I also believe that resources are scarce and that every time infosec/techrisk folks make decisions about allocating them they are revealing preferences that are measurable in very coarse ways. Even though the existing models are seen as “qualitative” we can create control horizons and conduct breakeven analysis in ways to tease out some thresholds at the very least.
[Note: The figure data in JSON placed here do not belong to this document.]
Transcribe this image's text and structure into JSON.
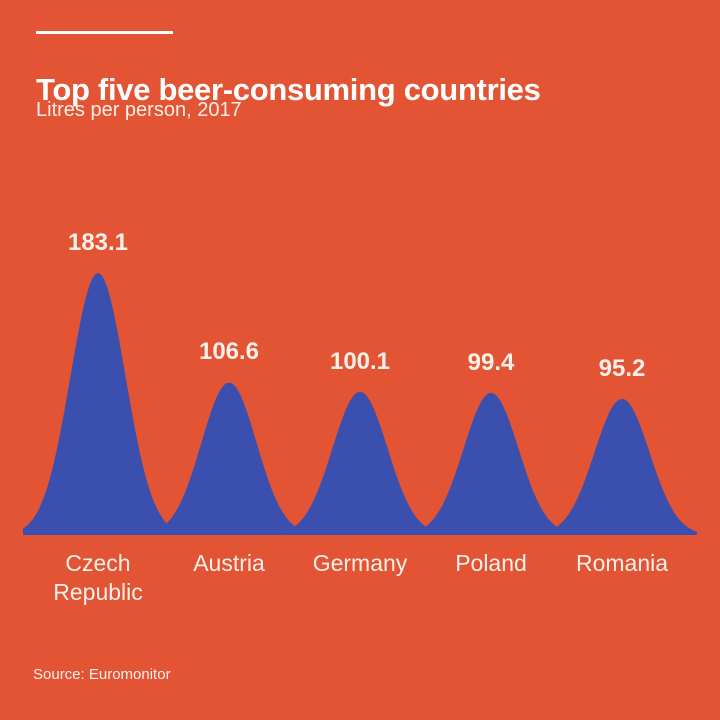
{
  "header": {
    "title": "Top five beer-consuming countries",
    "subtitle": "Litres per person, 2017"
  },
  "footer": {
    "source": "Source: Euromonitor"
  },
  "chart_data": {
    "type": "area",
    "style": "overlapping-bell-curves",
    "title": "Top five beer-consuming countries",
    "subtitle": "Litres per person, 2017",
    "unit": "Litres per person",
    "year": "2017",
    "categories": [
      "Czech Republic",
      "Austria",
      "Germany",
      "Poland",
      "Romania"
    ],
    "values": [
      183.1,
      106.6,
      100.1,
      99.4,
      95.2
    ],
    "value_labels": [
      "183.1",
      "106.6",
      "100.1",
      "99.4",
      "95.2"
    ],
    "ylim": [
      0,
      190
    ],
    "grid": false,
    "legend": false,
    "colors": {
      "background": "#E25433",
      "curve": "#3B4FAE",
      "text": "#FBF0E9",
      "title": "#FFFFFF"
    },
    "source": "Source: Euromonitor"
  }
}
Now, to answer the questions:
- Pr(t): Yes, “the probability that a (sufficiently capable) threat actor will attack the system of interest” characterizes my belief well. And since I go out of my way to remind liability-minded folks that the intelligent adversary makes our situation much different from the “acts of god” kinds of hazard, I should acknowledge the non-randomness of the threat… but I am not ready to do that, exactly… for the same reasons as the “random walk down Wall Street” problem – easy to assert non-randomness yet hard to show otherwise.
Here is my thought process:
a) If it isn’t random, it should be predictable; and
b) if it isn’t predictable, then it approximates randomness (especially in the aggregate).
c) Since we can’t predict threat (afaik) then we should be evaluating any model compared to random, so
d) random is a good place to start.
There are many ways to approach how to determine Pr(t) – could be degrees of belief, could be public data (real-time blacklists, etc.), could be based on historical data, could be something else. My favorite application is a simple comparison of two scenarios. I don’t even quantify – just look at the accessibility of the two “systems of interest” and determine which one is higher (compare, say, a bluesnarf attack that requires local proximity to a sql injection that can happen from anywhere; or assess the diff in wi-fi attacks btwn being in the city and in the country). I come up with higher Pr(t) for the latter and the former in my two examples. (It may also be useful to factor in attacker’s costs in the first example).
- Pr(v): This is difficult to characterize, but I think of it more as “the probability that a system of interest will be attacked, and that the attack will succeed [within some time period].” While I agree that any non-trivial system is vulnerable in a theoretical sense, it does not appear that every system is compromised (and I think that “two kinds of orgs – those that are compromised and those that don’t know it yet” *is* closer to nonsense than r=t*v*i). Whether there is an over-abundance of targets, the attacker costs are too high, the control environment is sufficiently strong, or some other reason, not all systems are in a compromised state and so it is worthwhile to measure. It is especially important since the bulk of our defensive efforts revolve around reducing this probability.
Again, estimating Pr(v) can be done in similar ways as Pr(t). In my comparative analysis – I look at things like number of users (as vulns), size of code base, number of open ports, RASQ, etc…
- It is worth discussing why breaking down Pr(event) into Pr(t)*Pr(v) is beneficial. For the most part, I would actually prefer to simply use Pr(event) if we have enough information (historical data). For example, I think we have pretty good data on email-borne attacks and so I wouldn’t be working too hard on assessing ‘t’ and ‘v’ there, though the McColo takedown can show how much of an impact a change in ‘t’ can have.
Maybe the biggest reason is that the respective populations are different and can change drastically. Here are some use cases:
a) One of the better uses is to compare two scenarios/architectures. Banking from smartphone vs. laptop; moving to cloud from internal; determining risk btwn WEP vuln and remote Windows vuln; etc…
b) Acknowledge that if ‘t’ or ‘v’ is 0, then Pr(event) is 0. Though it is hard to conceive of a case where ‘v’ is 0, we can see ‘t’ approaching it in lots of PoCs.
c) Showing the significance of ‘t’ or ‘v’ as its partner approaches 1. I agree that ‘v’ is essentially 1.0 so why do we spend all our time on it? Maybe we should be doing other things… this is also why I think the move towards threat intel is so important.
d) To help folks see how changes in populations of either ‘t’ or ‘v’ might affect each other, and ultimately risk. Like the McColo takedown, bounties (on malware writers and bugs), etc. My favorite use may be pointing out that vuln disclosure does nothing to ‘v’ since it was already there; the impact is on ‘t.’
To round things out, all this is “good enough” at the level of precision we are working at, and “better than” existing practices, IMO.